Security researchers have observed a new campaign they attribute to the Charming Kitten APT group where hackers used the new NokNok malware that targets macOS systems.
The campaign began in May and relies on a different infection chain than previously seen, with LNK files deploying the payloads instead of the typical malicious Word documents seen in the group’s past attacks.
Charming Kitten is also known as APT42 or Phosphorus and has launched at least 30 operations in 14 countries since 2015, according to according to Mandiant.
Google linked the threat actor to the Iranian state, specifically the Islamic Revolutionary Guard Corps (IRGC).
In September 2022, the US government succeeded in identify and invoice members of the threatening group.

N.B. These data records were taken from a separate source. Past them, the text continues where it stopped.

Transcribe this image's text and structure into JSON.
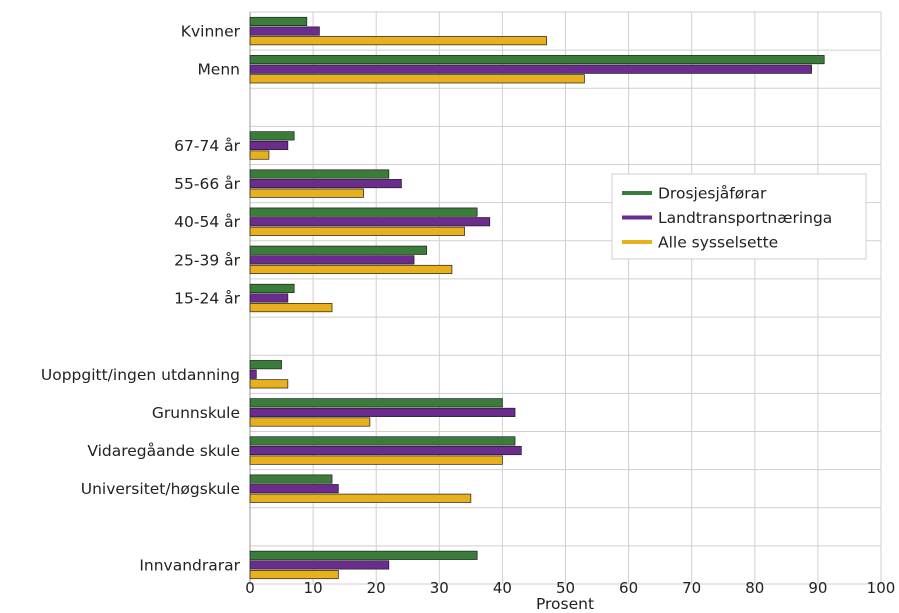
{
  "chart_data": {
    "type": "bar",
    "orientation": "horizontal",
    "xlabel": "Prosent",
    "xlim": [
      0,
      100
    ],
    "xticks": [
      0,
      10,
      20,
      30,
      40,
      50,
      60,
      70,
      80,
      90,
      100
    ],
    "grid": true,
    "legend_position": "right",
    "categories": [
      "Kvinner",
      "Menn",
      "",
      "67-74 år",
      "55-66 år",
      "40-54 år",
      "25-39 år",
      "15-24 år",
      "",
      "Uoppgitt/ingen utdanning",
      "Grunnskule",
      "Vidaregåande skule",
      "Universitet/høgskule",
      "",
      "Innvandrarar"
    ],
    "series": [
      {
        "name": "Drosjesjåførar",
        "color": "#3a7d3a",
        "values": [
          9,
          91,
          null,
          7,
          22,
          36,
          28,
          7,
          null,
          5,
          40,
          42,
          13,
          null,
          36
        ]
      },
      {
        "name": "Landtransportnæringa",
        "color": "#6b2c8e",
        "values": [
          11,
          89,
          null,
          6,
          24,
          38,
          26,
          6,
          null,
          1,
          42,
          43,
          14,
          null,
          22
        ]
      },
      {
        "name": "Alle sysselsette",
        "color": "#e8b01c",
        "values": [
          47,
          53,
          null,
          3,
          18,
          34,
          32,
          13,
          null,
          6,
          19,
          40,
          35,
          null,
          14
        ]
      }
    ]
  }
}
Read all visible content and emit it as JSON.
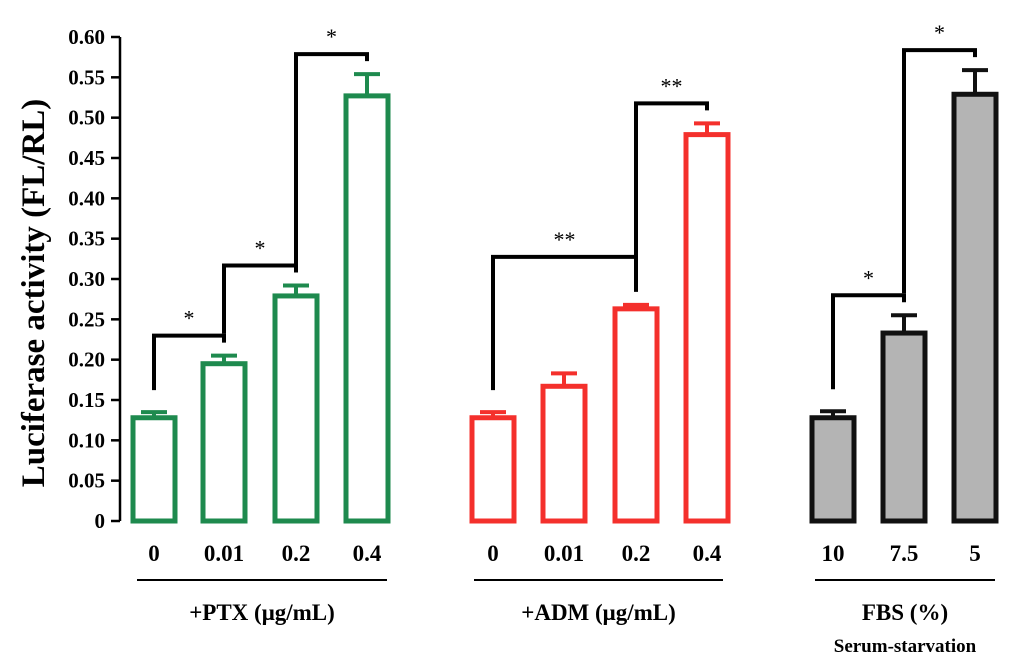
{
  "chart_data": {
    "type": "bar",
    "ylabel": "Luciferase activity (FL/RL)",
    "ylim": [
      0,
      0.6
    ],
    "yticks": [
      "0",
      "0.05",
      "0.10",
      "0.15",
      "0.20",
      "0.25",
      "0.30",
      "0.35",
      "0.40",
      "0.45",
      "0.50",
      "0.55",
      "0.60"
    ],
    "yticks_values": [
      0,
      0.05,
      0.1,
      0.15,
      0.2,
      0.25,
      0.3,
      0.35,
      0.4,
      0.45,
      0.5,
      0.55,
      0.6
    ],
    "groups": [
      {
        "label": "+PTX (μg/mL)",
        "sublabel": "",
        "color": "#1e8a4e",
        "style": "outline",
        "categories": [
          "0",
          "0.01",
          "0.2",
          "0.4"
        ],
        "values": [
          0.128,
          0.195,
          0.279,
          0.527
        ],
        "errors": [
          0.007,
          0.01,
          0.013,
          0.027
        ]
      },
      {
        "label": "+ADM (μg/mL)",
        "sublabel": "",
        "color": "#f4302c",
        "style": "outline",
        "categories": [
          "0",
          "0.01",
          "0.2",
          "0.4"
        ],
        "values": [
          0.128,
          0.167,
          0.263,
          0.479
        ],
        "errors": [
          0.007,
          0.016,
          0.005,
          0.014
        ]
      },
      {
        "label": "FBS (%)",
        "sublabel": "Serum-starvation",
        "color": "#111111",
        "fill": "#b4b4b4",
        "style": "filled",
        "categories": [
          "10",
          "7.5",
          "5"
        ],
        "values": [
          0.128,
          0.233,
          0.529
        ],
        "errors": [
          0.008,
          0.022,
          0.03
        ]
      }
    ],
    "significance": [
      {
        "group": 0,
        "from": 0,
        "to": 1,
        "label": "*"
      },
      {
        "group": 0,
        "from": 1,
        "to": 2,
        "label": "*"
      },
      {
        "group": 0,
        "from": 2,
        "to": 3,
        "label": "*"
      },
      {
        "group": 1,
        "from": 0,
        "to": 2,
        "label": "**"
      },
      {
        "group": 1,
        "from": 2,
        "to": 3,
        "label": "**"
      },
      {
        "group": 2,
        "from": 0,
        "to": 1,
        "label": "*"
      },
      {
        "group": 2,
        "from": 1,
        "to": 2,
        "label": "*"
      }
    ]
  }
}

Proofpoint reports that the threat actor has now abandoned macro-based infection methods involving interleaved Word documents and instead deploys LNK files to load their payloads.
Regarding the phishing lures and social engineering methods seen in the campaign, hackers posed as US nuclear experts and approached targets with an offer to review projects on political topics foreign.
In many cases, attackers insert other characters into the conversation to add a sense of legitimacy and establish rapport with the target.
Attacks on Windows
After gaining the target’s trust, Charming Kitten sends a malicious link containing a Google Script macro, redirecting the victim to a Dropbox URL.
This external source hosts a password-protected RAR archive with a malware dropper that leverages PowerShell code and an LNK file to stage malware from a cloud hosting provider.
The final payload is GorjolEcho, a simple backdoor that accepts and executes commands from its remote operators.
To avoid raising suspicion, GorjolEcho will open a PDF with a topic related to the discussion the attackers had with the target previously.
Attacks on macOS
If the victim is using macOS, which hackers usually realize after failing to infect them with the Windows payload, they send a new link to “library-store[.]camdvr[.]org” which hosts a ZIP file posing as a RUSI (Royal United Services Institute) VPN application.
Upon execution of the Apple script file in the archive, a curl command retrieves the NokNok payload and establishes a backdoor on the victim’s system.
NokNok generates a system identifier, then uses four bash script modules to set persistence, establish communication with the command and control (C2) server, and then begin exfiltrating data to it.
NokNok malware gathers system information which includes operating system version, running processes and installed applications.
NokNok encrypts all collected data, encodes it in base64 format and exfiltrates it.
Proofpoint also mentions that NokNok might offer more specific features related to spying through other invisible modules.
The suspicion is based on code similarities to GhostEcho, previously analyzed by Check Point.
This backdoor had modules that allowed taking screenshots, executing commands and cleaning the infection trail. It is likely that NokNok also has these functions.
Overall, this campaign shows that Charming Kitten has a high degree of adaptability, is able to target macOS systems if necessary, and highlights the growing threat of sophisticated malware campaigns to macOS users.